The internet is everywhere. More than half of the world is connected to the internet through smartphones, tablets, laptops, and personal computers. But as the world joins hands to bridge gaps in digital connectivity, the network that binds digital devices also offers a path for evil to spy on your precious data and steal it. About a quarter of personal computers were deemed as unprotected, according to Microsoft’s Security Intelligence Report of 2013. No wonder the years to come would bear witness to some of the worst data breaches in history, from 21 million US citizen’s data being compromised in one of history’s worst cybercrime’s against government in the OPM attack against the US’s Federal Office of Personnel Management, to the first of its kind “WannaCry” ransomware attack in 2017 that shook the global economy of 5 billion dollars.
These and a plethora of other such cyber security incidents have made it clear that the internet cannot certainly be mistaken for an open sea in which you can dive as deep as you want without any sort of protection. Yet, many people on the internet don’t have any sort of protection on their personal computers.

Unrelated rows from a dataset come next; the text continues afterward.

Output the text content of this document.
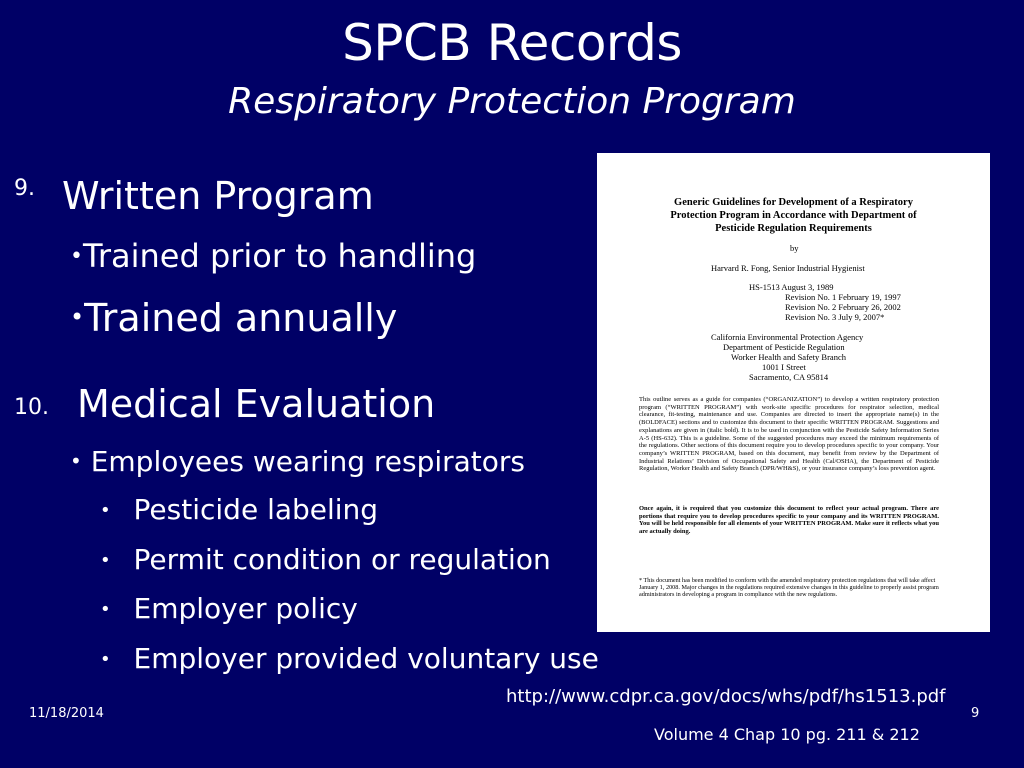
SPCB Records
Respiratory Protection Program
9. Written Program
•Trained prior to handling
•Trained annually
10. Medical Evaluation
• Employees wearing respirators
• Pesticide labeling
• Permit condition or regulation
• Employer policy
• Employer provided voluntary use
Generic Guidelines for Development of a Respiratory
Protection Program in Accordance with Department of
Pesticide Regulation Requirements
by
Harvard R. Fong, Senior Industrial Hygienist
HS-1513 August 3, 1989
Revision No. 1 February 19, 1997
Revision No. 2 February 26, 2002
Revision No. 3 July 9, 2007*
California Environmental Protection Agency
Department of Pesticide Regulation
Worker Health and Safety Branch
1001 I Street
Sacramento, CA 95814
This outline serves as a guide for companies (“ORGANIZATION”) to develop a written respiratory protection program (“WRITTEN PROGRAM”) with work-site specific procedures for respirator selection, medical clearance, fit-testing, maintenance and use. Companies are directed to insert the appropriate name(s) in the (BOLDFACE) sections and to customize this document to their specific WRITTEN PROGRAM. Suggestions and explanations are given in (italic bold). It is to be used in conjunction with the Pesticide Safety Information Series A-5 (HS-632). This is a guideline. Some of the suggested procedures may exceed the minimum requirements of the regulations. Other sections of this document require you to develop procedures specific to your company. Your company’s WRITTEN PROGRAM, based on this document, may benefit from review by the Department of Industrial Relations’ Division of Occupational Safety and Health (Cal/OSHA), the Department of Pesticide Regulation, Worker Health and Safety Branch (DPR/WH&S), or your insurance company’s loss prevention agent.
Once again, it is required that you customize this document to reflect your actual program. There are portions that require you to develop procedures specific to your company and its WRITTEN PROGRAM. You will be held responsible for all elements of your WRITTEN PROGRAM. Make sure it reflects what you are actually doing.
* This document has been modified to conform with the amended respiratory protection regulations that will take affect January 1, 2008. Major changes in the regulations required extensive changes in this guideline to properly assist program administrators in developing a program in compliance with the new regulations.
http://www.cdpr.ca.gov/docs/whs/pdf/hs1513.pdf
11/18/2014	9
Volume 4 Chap 10 pg. 211 & 212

One of the major reasons for this outlook is the popular opinion, “This cannot happen to me”. Well, this is certainly not the case.
Mr. A is a final year university student. He has been carrying out research for the past one year and his submissions are due the next week. One day, while editing his documents, he gets a weird pop-up on his screen that informs him that he can no longer access his data and would have to pay 500$ in order to get his documents back.
Mrs. B is slightly more careful on the internet. She prefers visiting the store for all her shopping because she doesn’t want the internet e-commerce websites to store her personal information. But one fine day, she learns that her credit card limit has reached. She didn’t pay much attention to her net banking URL when she clicked on the “Yes” button which prompted her for her credit card pin. Moreover, she was unaware that banks never email you asking for your credit card information.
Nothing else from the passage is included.